Survivorship Bias | Examples & Definition
Survivorship bias is a term used to describe a type of selection bias. It occurs when a set of data for analysis is skewed by excluding certain data points due to the selection process. When the surviving data are examined as the only relevant examples, they produce inaccurate results because relevant data have been excluded.
What is survivorship bias?
When selection criteria are used in a study, there is always the risk that the subjects selected (the “survivors”) will not tell the whole story. Because certain subjects have been excluded, the study fails to consider the whole range of possible outcomes or causes.
For example, if successful firms in a sector of the economy are studied, then those firms that fail or struggle will be excluded from the analysis. As a result, the study will not be able to analyze possible causes of failure or struggle.
Is survivorship bias important?
Any bias that undermines the reliability of research or analysis is important. Some of the consequences of only examining some of the data include:
- Overoptimism. If a study only examines successful people or entities, it can easily be overoptimistic about the chances of success.

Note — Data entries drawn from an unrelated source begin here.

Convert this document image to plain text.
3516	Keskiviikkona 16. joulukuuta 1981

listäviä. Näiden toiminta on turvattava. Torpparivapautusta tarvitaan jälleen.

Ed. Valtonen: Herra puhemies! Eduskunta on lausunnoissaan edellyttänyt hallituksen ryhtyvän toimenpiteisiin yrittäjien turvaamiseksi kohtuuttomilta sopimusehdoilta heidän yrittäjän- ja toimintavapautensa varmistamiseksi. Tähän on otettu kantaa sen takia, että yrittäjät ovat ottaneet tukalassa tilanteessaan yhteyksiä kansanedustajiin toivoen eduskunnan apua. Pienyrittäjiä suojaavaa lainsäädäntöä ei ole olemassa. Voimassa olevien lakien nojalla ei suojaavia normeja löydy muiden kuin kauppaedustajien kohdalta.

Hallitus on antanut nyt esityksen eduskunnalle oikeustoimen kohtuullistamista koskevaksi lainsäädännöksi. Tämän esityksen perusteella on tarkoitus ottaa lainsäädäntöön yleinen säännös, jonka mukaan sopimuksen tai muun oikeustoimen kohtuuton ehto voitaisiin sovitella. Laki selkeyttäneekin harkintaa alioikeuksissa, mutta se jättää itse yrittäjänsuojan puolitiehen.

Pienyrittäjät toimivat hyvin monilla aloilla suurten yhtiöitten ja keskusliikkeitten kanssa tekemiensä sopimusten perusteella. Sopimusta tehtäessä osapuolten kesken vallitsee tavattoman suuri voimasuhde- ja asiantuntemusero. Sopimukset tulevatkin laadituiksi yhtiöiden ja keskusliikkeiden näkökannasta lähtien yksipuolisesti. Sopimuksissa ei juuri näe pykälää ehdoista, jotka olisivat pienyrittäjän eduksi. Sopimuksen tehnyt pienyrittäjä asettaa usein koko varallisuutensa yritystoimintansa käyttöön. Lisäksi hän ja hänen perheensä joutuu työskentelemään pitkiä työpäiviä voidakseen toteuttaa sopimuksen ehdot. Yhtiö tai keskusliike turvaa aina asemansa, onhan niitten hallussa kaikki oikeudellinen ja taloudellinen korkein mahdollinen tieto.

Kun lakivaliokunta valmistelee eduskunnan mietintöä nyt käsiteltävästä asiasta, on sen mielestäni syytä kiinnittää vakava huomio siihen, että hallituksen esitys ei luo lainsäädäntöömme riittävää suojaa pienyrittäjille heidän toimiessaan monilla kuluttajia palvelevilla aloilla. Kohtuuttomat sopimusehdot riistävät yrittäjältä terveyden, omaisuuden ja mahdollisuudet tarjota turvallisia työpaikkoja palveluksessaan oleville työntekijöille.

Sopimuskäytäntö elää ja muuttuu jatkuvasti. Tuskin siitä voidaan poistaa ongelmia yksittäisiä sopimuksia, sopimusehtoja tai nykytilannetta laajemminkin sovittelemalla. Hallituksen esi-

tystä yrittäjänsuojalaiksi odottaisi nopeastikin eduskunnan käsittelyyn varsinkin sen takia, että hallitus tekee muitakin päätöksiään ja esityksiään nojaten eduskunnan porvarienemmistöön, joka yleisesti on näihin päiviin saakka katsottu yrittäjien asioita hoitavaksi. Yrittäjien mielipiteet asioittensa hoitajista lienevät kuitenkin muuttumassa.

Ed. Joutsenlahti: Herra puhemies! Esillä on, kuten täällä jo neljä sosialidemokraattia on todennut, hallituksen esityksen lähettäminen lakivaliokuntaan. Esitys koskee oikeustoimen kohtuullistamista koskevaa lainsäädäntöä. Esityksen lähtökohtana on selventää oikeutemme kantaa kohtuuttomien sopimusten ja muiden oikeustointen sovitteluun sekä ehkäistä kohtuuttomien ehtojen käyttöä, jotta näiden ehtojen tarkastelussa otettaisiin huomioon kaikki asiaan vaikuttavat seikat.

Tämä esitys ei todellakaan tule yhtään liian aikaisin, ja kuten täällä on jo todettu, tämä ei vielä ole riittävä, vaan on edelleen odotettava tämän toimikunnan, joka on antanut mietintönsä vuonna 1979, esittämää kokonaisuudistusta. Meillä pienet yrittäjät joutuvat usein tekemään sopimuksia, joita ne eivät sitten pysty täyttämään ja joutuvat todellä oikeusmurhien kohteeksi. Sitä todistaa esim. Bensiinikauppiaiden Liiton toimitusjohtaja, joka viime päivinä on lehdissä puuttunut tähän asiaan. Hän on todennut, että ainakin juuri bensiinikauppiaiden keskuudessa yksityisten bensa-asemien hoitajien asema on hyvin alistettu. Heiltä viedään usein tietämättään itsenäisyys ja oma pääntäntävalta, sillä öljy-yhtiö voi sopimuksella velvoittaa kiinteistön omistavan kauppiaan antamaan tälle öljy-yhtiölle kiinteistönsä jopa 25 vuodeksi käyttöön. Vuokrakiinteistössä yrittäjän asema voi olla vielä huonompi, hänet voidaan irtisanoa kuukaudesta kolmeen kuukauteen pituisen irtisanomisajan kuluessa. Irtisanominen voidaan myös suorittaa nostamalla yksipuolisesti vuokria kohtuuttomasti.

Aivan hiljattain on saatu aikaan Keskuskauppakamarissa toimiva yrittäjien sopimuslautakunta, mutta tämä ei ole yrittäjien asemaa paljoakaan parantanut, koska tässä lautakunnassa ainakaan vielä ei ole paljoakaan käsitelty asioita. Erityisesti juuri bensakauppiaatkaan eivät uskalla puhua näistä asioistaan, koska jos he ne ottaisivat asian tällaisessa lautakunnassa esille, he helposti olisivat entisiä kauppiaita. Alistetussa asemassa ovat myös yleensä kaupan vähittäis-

- Misinterpretation. It is easy to make false assumptions about cause and effect when excluding some data. For example, many tech industry superstars were high school dropouts, but their success was despite dropping out, not because of it.
- Incomplete decision-making. Interviewing gold medal-winning athletes might lead you to conclude that “focus” and “visualization” are what leads to success in athletics. However, it is also likely that the runner finishing last in the heats was also focusing and visualizing success.
Survivorship bias doesn’t just pose problems in academic research but it can color our judgment in other ways too.
Preventing survivorship bias
A good research design will help you avoid potential problems with survivorship bias (and other research pitfalls). There are several steps you can take to reduce the risk of survivorship bias occurring:
- Choose your data sources carefully, making sure that they include, for example, studies that report a whole range of outcomes.
- Reflect on what might be missing from your data. Studying the main injuries suffered by marathon runners by interviewing race finishers misses the important data set of those who didn’t finish at all.
- Be careful with data “cleaning.” Removing outliers might make sense in general terms, but always consider that outliers might be showing something important and worth considering.
As with many research problems, being aware of survivorship bias can help you to avoid falling into the trap.
Frequently asked questions about survivorship bias
- What are some examples of selection bias?
-
There are many types of selection bias, including:
- Attrition bias
- Sampling bias
- Survivorship bias
- Self-selection bias
- Undercoverage bias
- Non-response bias
- What is a historical example of survivorship bias?
-
During World War II, early studies of damage inflicted on US bombers focused on the damage sustained by planes that made it back to their bases. The decision was made to reinforce the areas most often damaged by enemy fire.
It was soon realized, however, that this was excluding the most important sources of data—the planes that never made it back to base. It became apparent that the most important places to reinforce the craft were where they had not been hit. Because the planes that were hit there hadn’t returned.
This is an excellent historical example of survivorship bias because the planes were literally the survivors, but they lacked the most important data.